Enemies can use social media to not only inexpensively find and target NATO forces but manipulate them, new research has found.

Researchers with NATO's Strategic Communications Center of Excellence used open-source data -- primarily social media -- to identify 150 soldiers, locate multiple battalions, track troop movements, and even persuade service members to leave their posts and engage in other "undesirable behavior" during a military exercise, Wired reported on Monday, citing a StratCom report.

And they did it for only $60, demonstrating how easy it is for an aggressor to target NATO with data available online.

The researchers -- the "red team" in the exercise -- used Facebook, Instagram, Twitter, and other popular social-media sites to find valuable information, particularly exploitable information, "like a serviceman having a wife and also being on dating apps," Nora Biteniece, a researcher behind the project, told Wired. It was unclear which forces were targeted.

"Every person has a button. For somebody there's a financial issue, for somebody it's a very appealing date, for somebody it's a family thing," Janis Sarts, the director of NATO's StratCom, told Wired. "It's varied, but everybody has a button. The point is what's openly available online is sufficient to know what that is."

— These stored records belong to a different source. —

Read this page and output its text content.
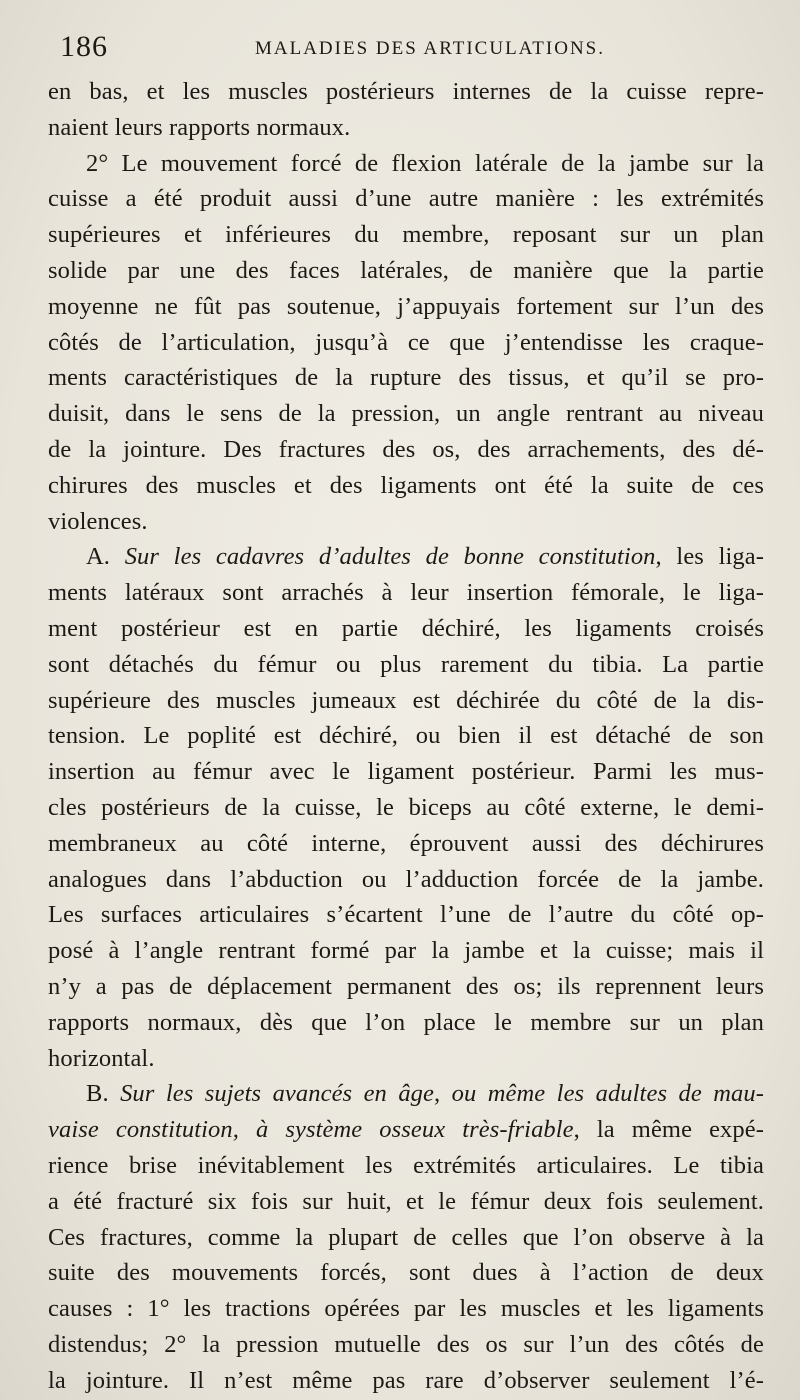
186	MALADIES DES ARTICULATIONS.
en bas, et les muscles postérieurs internes de la cuisse repre-
naient leurs rapports normaux.
2° Le mouvement forcé de flexion latérale de la jambe sur la
cuisse a été produit aussi d’une autre manière : les extrémités
supérieures et inférieures du membre, reposant sur un plan
solide par une des faces latérales, de manière que la partie
moyenne ne fût pas soutenue, j’appuyais fortement sur l’un des
côtés de l’articulation, jusqu’à ce que j’entendisse les craque-
ments caractéristiques de la rupture des tissus, et qu’il se pro-
duisit, dans le sens de la pression, un angle rentrant au niveau
de la jointure. Des fractures des os, des arrachements, des dé-
chirures des muscles et des ligaments ont été la suite de ces
violences.
A. Sur les cadavres d’adultes de bonne constitution, les liga-
ments latéraux sont arrachés à leur insertion fémorale, le liga-
ment postérieur est en partie déchiré, les ligaments croisés
sont détachés du fémur ou plus rarement du tibia. La partie
supérieure des muscles jumeaux est déchirée du côté de la dis-
tension. Le poplité est déchiré, ou bien il est détaché de son
insertion au fémur avec le ligament postérieur. Parmi les mus-
cles postérieurs de la cuisse, le biceps au côté externe, le demi-
membraneux au côté interne, éprouvent aussi des déchirures
analogues dans l’abduction ou l’adduction forcée de la jambe.
Les surfaces articulaires s’écartent l’une de l’autre du côté op-
posé à l’angle rentrant formé par la jambe et la cuisse; mais il
n’y a pas de déplacement permanent des os; ils reprennent leurs
rapports normaux, dès que l’on place le membre sur un plan
horizontal.
B. Sur les sujets avancés en âge, ou même les adultes de mau-
vaise constitution, à système osseux très-friable, la même expé-
rience brise inévitablement les extrémités articulaires. Le tibia
a été fracturé six fois sur huit, et le fémur deux fois seulement.
Ces fractures, comme la plupart de celles que l’on observe à la
suite des mouvements forcés, sont dues à l’action de deux
causes : 1° les tractions opérées par les muscles et les ligaments
distendus; 2° la pression mutuelle des os sur l’un des côtés de
la jointure. Il n’est même pas rare d’observer seulement l’é-
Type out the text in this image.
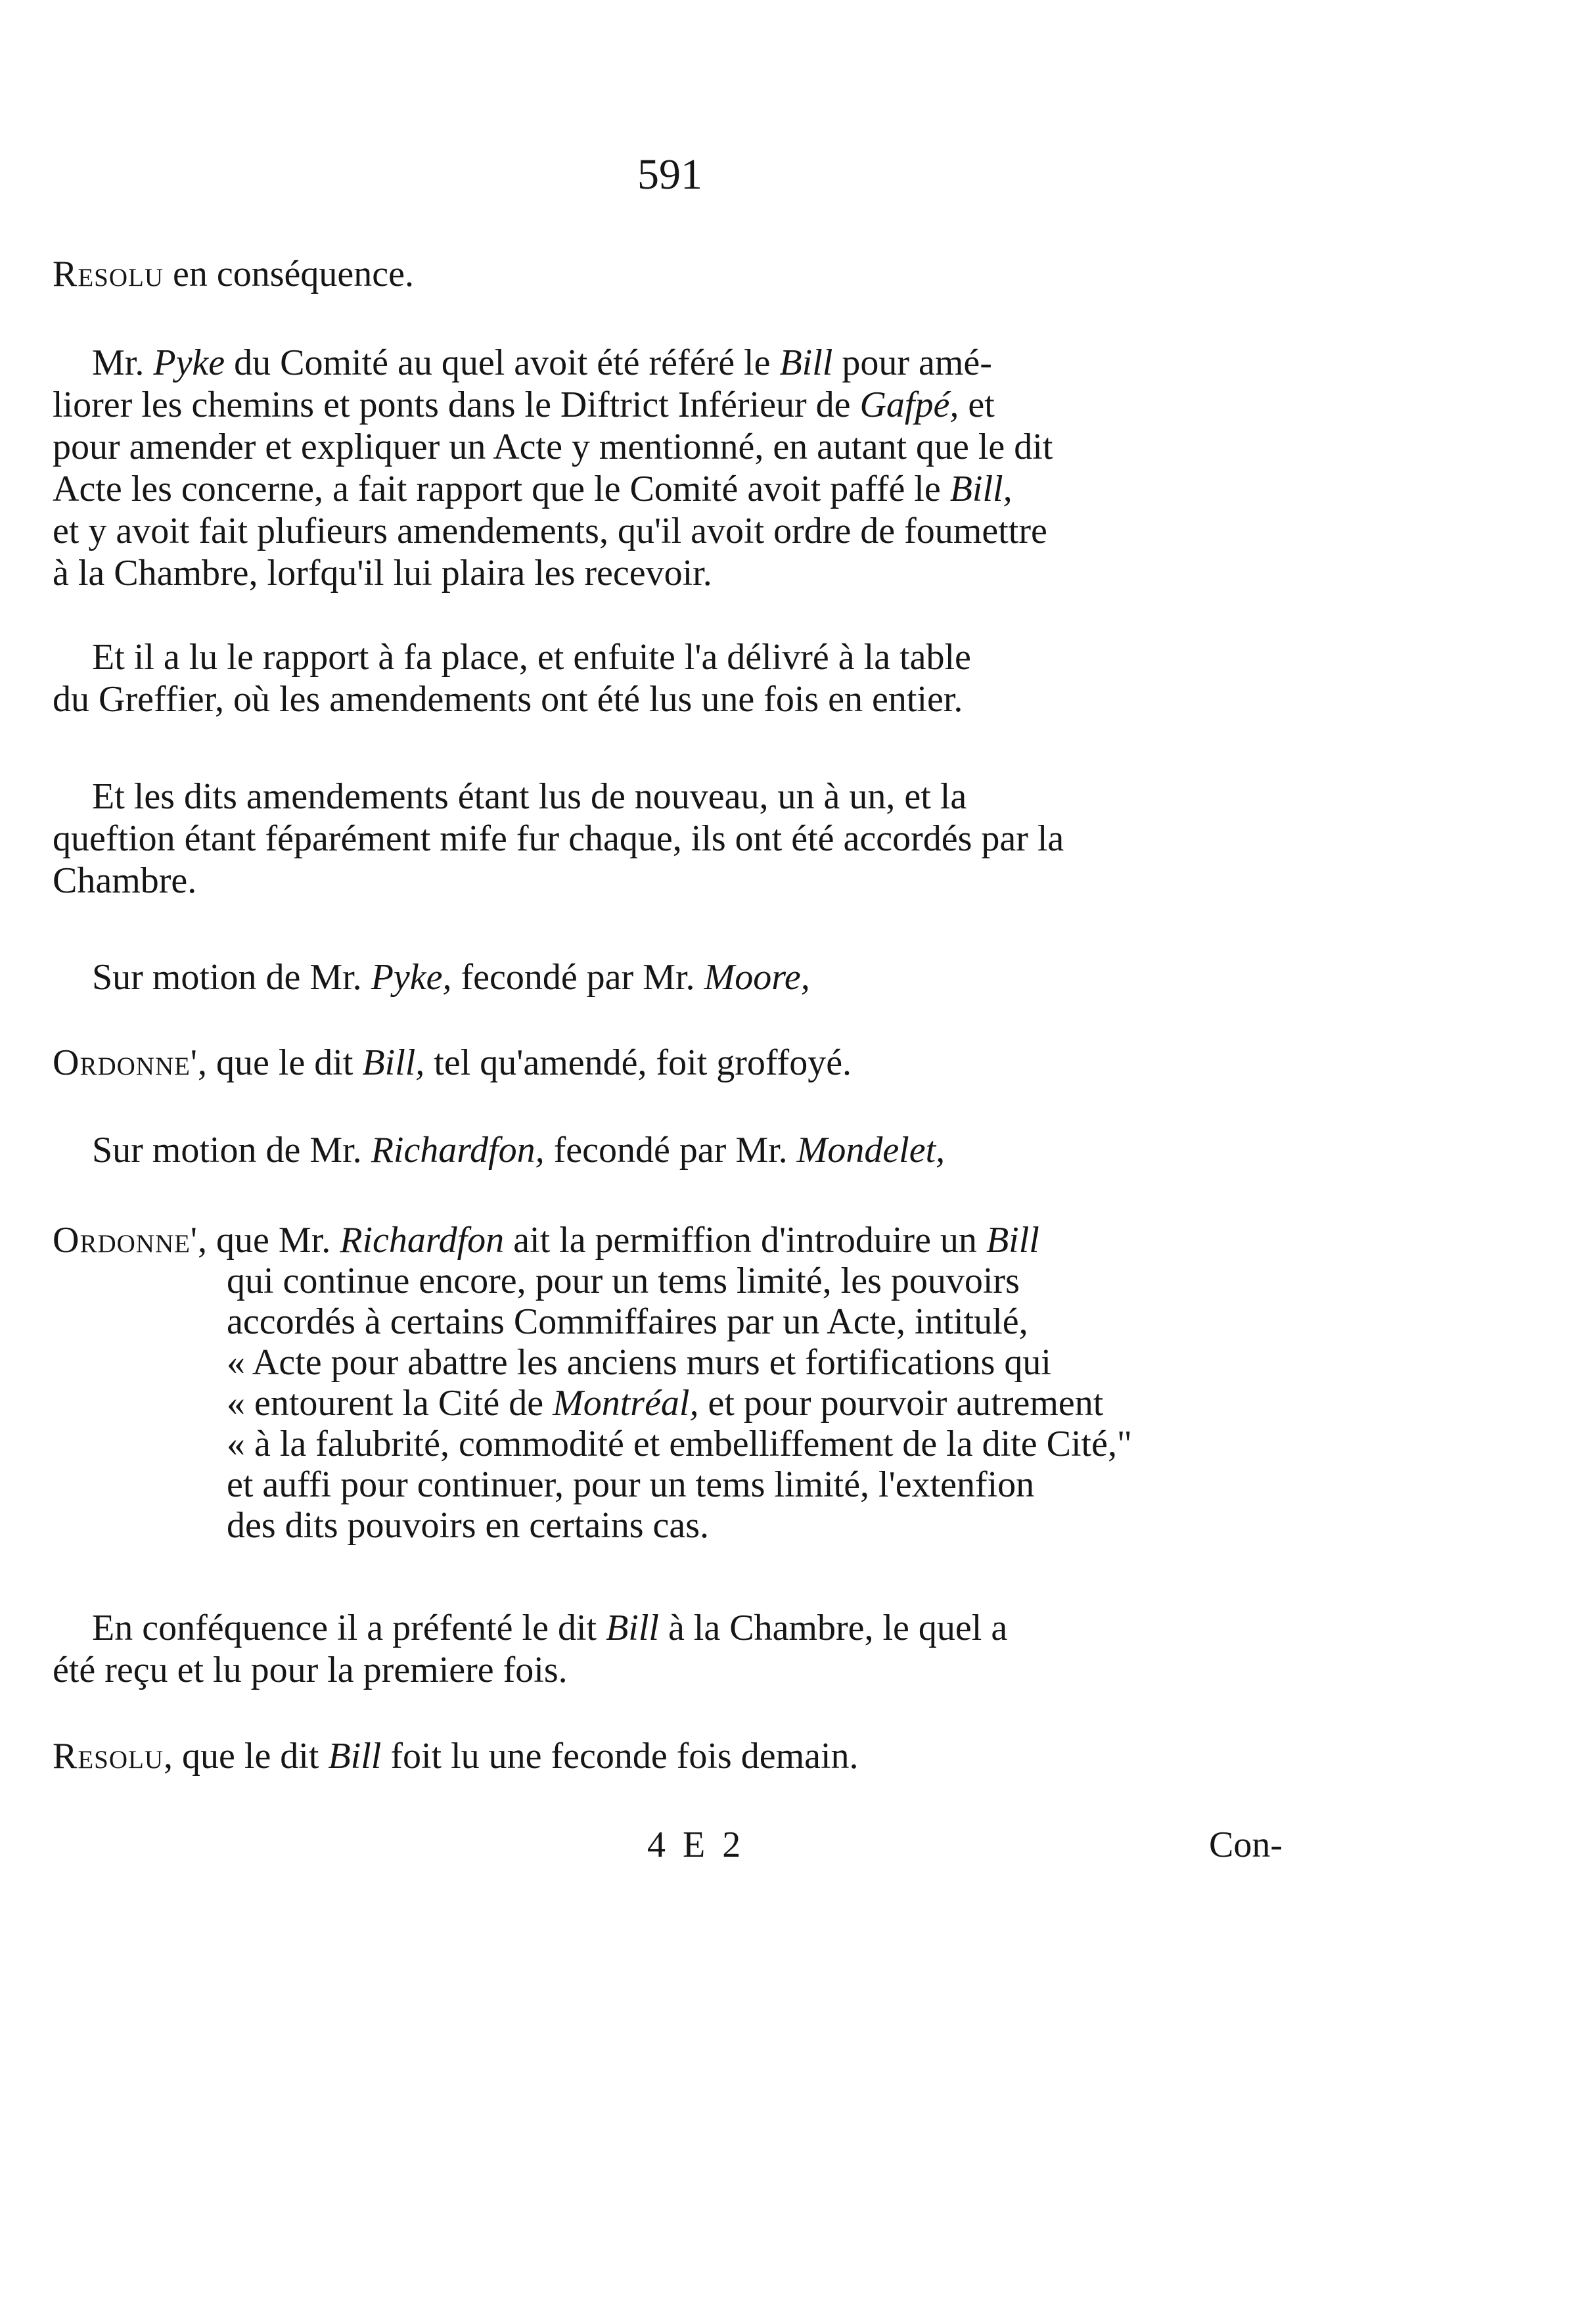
591
Resolu en conséquence.
Mr. Pyke du Comité au quel avoit été référé le Bill pour amé-
liorer les chemins et ponts dans le Diftrict Inférieur de Gafpé, et
pour amender et expliquer un Acte y mentionné, en autant que le dit
Acte les concerne, a fait rapport que le Comité avoit paffé le Bill,
et y avoit fait plufieurs amendements, qu'il avoit ordre de foumettre
à la Chambre, lorfqu'il lui plaira les recevoir.
Et il a lu le rapport à fa place, et enfuite l'a délivré à la table
du Greffier, où les amendements ont été lus une fois en entier.
Et les dits amendements étant lus de nouveau, un à un, et la
queftion étant féparément mife fur chaque, ils ont été accordés par la
Chambre.
Sur motion de Mr. Pyke, fecondé par Mr. Moore,
Ordonne', que le dit Bill, tel qu'amendé, foit groffoyé.
Sur motion de Mr. Richardfon, fecondé par Mr. Mondelet,
Ordonne', que Mr. Richardfon ait la permiffion d'introduire un Bill
qui continue encore, pour un tems limité, les pouvoirs
accordés à certains Commiffaires par un Acte, intitulé,
« Acte pour abattre les anciens murs et fortifications qui
« entourent la Cité de Montréal, et pour pourvoir autrement
« à la falubrité, commodité et embelliffement de la dite Cité,"
et auffi pour continuer, pour un tems limité, l'extenfion
des dits pouvoirs en certains cas.
En conféquence il a préfenté le dit Bill à la Chambre, le quel a
été reçu et lu pour la premiere fois.
Resolu, que le dit Bill foit lu une feconde fois demain.
4 E 2	Con-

Russia, NATO's primary adversary, is particularly skilled at this type of information warfare, which has shown up in Ukraine.

"The Russians are adept at identifying Ukrainian positions by their electrometric signatures," US Army Col. Liam Collins wrote in Army Magazine last summer.

"In one tactic, soldiers receive texts telling them they are 'surrounded and abandoned.' Minutes later, their families receive a text stating, 'Your son is killed in action,' which often prompts a call or text to the soldiers," he wrote. "Minutes later, soldiers receive another message telling them to 'retreat and live,' followed by an artillery strike to the location where a large group of cellphones was detected."

The Wall Street Journal reported in 2017 that Russians were hacking the cellphones of NATO soldiers "to gain operational information, gauge troop strength and intimidate soldiers." The situation got so bad that Estonian troops were forced by their superior officers to jump in a lake to enforce a strict "no smartphones" policy, the report said.

The Russians are trying to better control how their troops use social media, as online activity has threatened to give away troops' positions or disclose involvement in questionable or problematic operations, Reuters reported last week.

For instance, an investigative-journalism website cited social-media posts in reports saying Russia was involved in shooting down Malaysia Airlines Flight 17 over Ukraine in 2014, according to Reuters.

As social networks have also offered insight into Russian activities in Syria and elsewhere, Russia is attempting to legislatively bar troops from sharing information online, Reuters reported.